De façon plus large, le modèle de la communication bidirectionnelle symétrique s’inscrit dans la « théorie de l’excellence » (Grunig, 1992), une approche normative qui vise à orienter vers un idéal la pratique des relationnistes – alors qu’un modèle positiviste viserait plutôt à décrire les pratiques telles qu’elles se manifestent concrètement (Grunig, 2009). Dans la foulée de cette première théorisation, achevée en 2002 avec la publication de l’ouvrage Excellence in public relations and communication management (Grunig, Grunig et Dozier, 2002), des chercheuses et chercheurs en communication se penchent plus avant sur la notion de dialogue, implicite à la notion de symétrie, en tentant de déterminer des caractéristiques qui permettraient de statuer qu’une relation établie entre une organisation et ses publics s’avère en effet être de nature dialogique. Ces écrits s’inscrivent dans ce qu’on appellera le « courant relationnel », ou le modèle des « relations publiques dialogiques » (Kent et Taylor, 2002; Ledingham et Bruning, 2000).

Ceci dit, l’approche normative prônée par Grunig et les tenants du courant relationnel n’est pas sans susciter des réactions parmi d’autres chercheuses et chercheurs en communication, qui critiquent ce qu’ils perçoivent comme une vision idéalisée qui tient peu compte des réalités vécues sur le terrain, qu’il s’agisse de la difficulté, pour les organisations, de concilier leurs intérêts avec ceux, divers, de leurs différents publics (Cancel et al., 1997), ou encore des relations de pouvoir, peu propices à l’établissement d’une relation symétrique entre une organisation et ses publics (Cheney et Christensen, 2001; Leitch et Neilson, 2001; L’Étang et Pieczka, 2006). D’autres avancent qu’une approche symétrique n’est pas toujours souhaitable puisqu’elle peut poser des enjeux éthiques importants lorsque mise de l’avant dans certaines circonstances – avec des groupes terroristes, par exemple – ou lorsque le consensus est recherché à tout prix (Stoker et Tusinsky, 2006). D’autres soutiennent enfin que la communication bidirectionnelle symétrique peut contribuer à maintenir l’hégémonie que les acteurs dominants (l’État ou les entreprises) exercent sur les acteurs sociaux, en servant d’exutoire aux tensions entre les dominés et les dominants (Roper, 2005). Bref, on assiste, au tournant des années 2000, à un foisonnement de la recherche en relations publiques, à laquelle on peut désormais aussi associer des approches critiques.

C’est en 1975 qu’apparaît la Public Relations Review, la première revue disciplinaire faisant place aux personnes chercheuses et praticiennes du domaine. Le Journal of Public Relations Research suivra, en 1989, de même que le Journal of Communication Management, créé en 1996, puis, enfin, la revue PRism, qui voit le jour en 2003. Ainsi, la multiplication des publications scientifiques d’envergure internationale spécifiquement consacrées aux relations publiques témoigne d’une certaine consolidation du champ disciplinaire.

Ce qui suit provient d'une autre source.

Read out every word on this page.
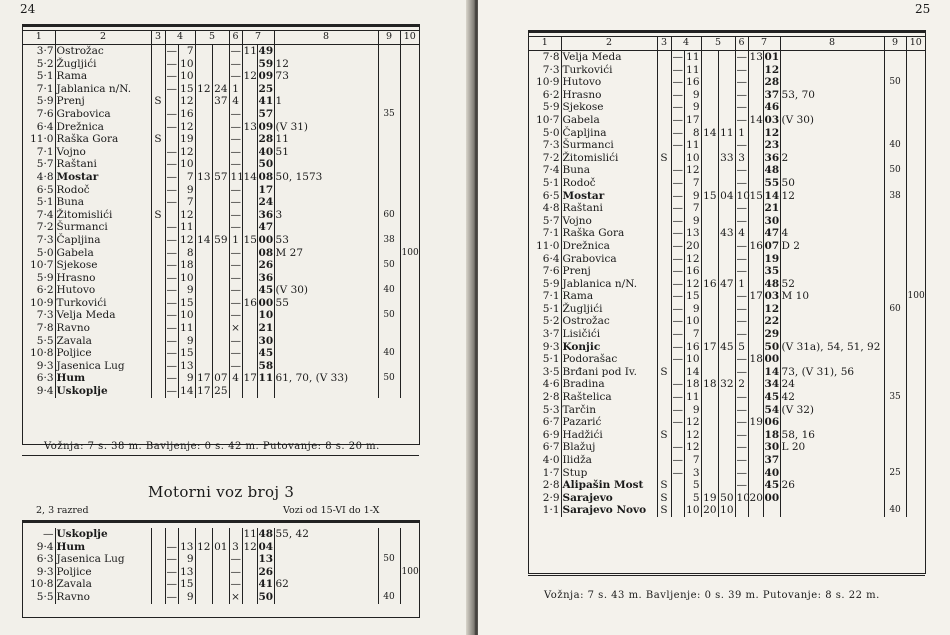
24
1	2	3	4		5		6	7		8	9	10
3·7	Ostrožac		—	7			—	11	49			
5·2	Žugljići		—	10			—		59	12		
5·1	Rama		—	10			—	12	09	73		
7·1	Jablanica n/N.		—	15	12	24	1		25			
5·9	Prenj	S		12		37	4		41	1		
7·6	Grabovica		—	16			—		57		35	
6·4	Drežnica		—	12			—	13	09	(V 31)		
11·0	Raška Gora	S		19			—		28	11		
7·1	Vojno		—	12			—		40	51		
5·7	Raštani		—	10			—		50			
4·8	Mostar		—	7	13	57	11	14	08	50, 1573		
6·5	Rodoč		—	9			—		17			
5·1	Buna		—	7			—		24			
7·4	Žitomislići	S		12			—		36	3	60	
7·2	Šurmanci		—	11			—		47			
7·3	Čapljina		—	12	14	59	1	15	00	53	38	
5·0	Gabela		—	8			—		08	M 27		100
10·7	Sjekose		—	18			—		26		50	
5·9	Hrasno		—	10			—		36			
6·2	Hutovo		—	9			—		45	(V 30)	40	
10·9	Turkovići		—	15			—	16	00	55		
7·3	Velja Meda		—	10			—		10		50	
7·8	Ravno		—	11			×		21			
5·5	Zavala		—	9			—		30			
10·8	Poljice		—	15			—		45		40	
9·3	Jasenica Lug		—	13			—		58			
6·3	Hum		—	9	17	07	4	17	11	61, 70, (V 33)	50	
9·4	Uskoplje		—	14	17	25						
Vožnja: 7 s. 38 m. Bavljenje: 0 s. 42 m. Putovanje: 8 s. 20 m.
Motorni voz broj 3
2, 3 razred	Vozi od 15-VI do 1-X
—	Uskoplje							11	48	55, 42		
9·4	Hum		—	13	12	01	3	12	04			
6·3	Jasenica Lug		—	9			—		13		50	
9·3	Poljice		—	13			—		26			100
10·8	Zavala		—	15			—		41	62		
5·5	Ravno		—	9			×		50		40	
25
1	2	3	4		5		6	7		8	9	10
7·8	Velja Meda		—	11			—	13	01			
7·3	Turkovići		—	11			—		12			
10·9	Hutovo		—	16			—		28		50	
6·2	Hrasno		—	9			—		37	53, 70		
5·9	Sjekose		—	9			—		46			
10·7	Gabela		—	17			—	14	03	(V 30)		
5·0	Čapljina		—	8	14	11	1		12			
7·3	Šurmanci		—	11			—		23		40	
7·2	Žitomislići	S		10		33	3		36	2		
7·4	Buna		—	12			—		48		50	
5·1	Rodoč		—	7			—		55	50		
6·5	Mostar		—	9	15	04	10	15	14	12	38	
4·8	Raštani		—	7			—		21			
5·7	Vojno		—	9			—		30			
7·1	Raška Gora		—	13		43	4		47	4		
11·0	Drežnica		—	20			—	16	07	D 2		
6·4	Grabovica		—	12			—		19			
7·6	Prenj		—	16			—		35			
5·9	Jablanica n/N.		—	12	16	47	1		48	52		
7·1	Rama		—	15			—	17	03	M 10		100
5·1	Žugljići		—	9			—		12		60	
5·2	Ostrožac		—	10			—		22			
3·7	Lisičići		—	7			—		29			
9·3	Konjic		—	16	17	45	5		50	(V 31a), 54, 51, 92		
5·1	Podorašac		—	10			—	18	00			
3·5	Brđani pod Iv.	S		14			—		14	73, (V 31), 56		
4·6	Bradina		—	18	18	32	2		34	24		
2·8	Raštelica		—	11			—		45	42	35	
5·3	Tarčin		—	9			—		54	(V 32)		
6·7	Pazarić		—	12			—	19	06			
6·9	Hadžići	S		12			—		18	58, 16		
6·7	Blažuj		—	12			—		30	L 20		
4·0	Ilidža		—	7			—		37			
1·7	Stup		—	3			—		40		25	
2·8	Alipašin Most	S		5			—		45	26		
2·9	Sarajevo	S		5	19	50	10	20	00			
1·1	Sarajevo Novo	S		10	20	10					40	
Vožnja: 7 s. 43 m. Bavljenje: 0 s. 39 m. Putovanje: 8 s. 22 m.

Les relations publiques à l’UQAM

À l’UQAM, l’idée de développer un programme de baccalauréat spécifiquement consacré aux relations publiques est évoquée dès la fin des années 1980. À l’initiative de Gaétan Tremblay, professeur du Département des communications, un comité de travail est mis sur pied en 1989; le projet est piloté conjointement par la Famille des Lettres et Communications et par l’École des sciences de la gestion. Bien que l’idée d’introduire un tel programme au sein d’un département qui forme aussi des journalistes soit contestée – pour certains, cela n’équivaut à rien de moins que de « faire entrer le loup dans la bergerie »! – le projet sera par ailleurs défendu par des professeures et professeurs convaincus de sa pertinence, dont Enrico Carontini et René-Jean Ravault.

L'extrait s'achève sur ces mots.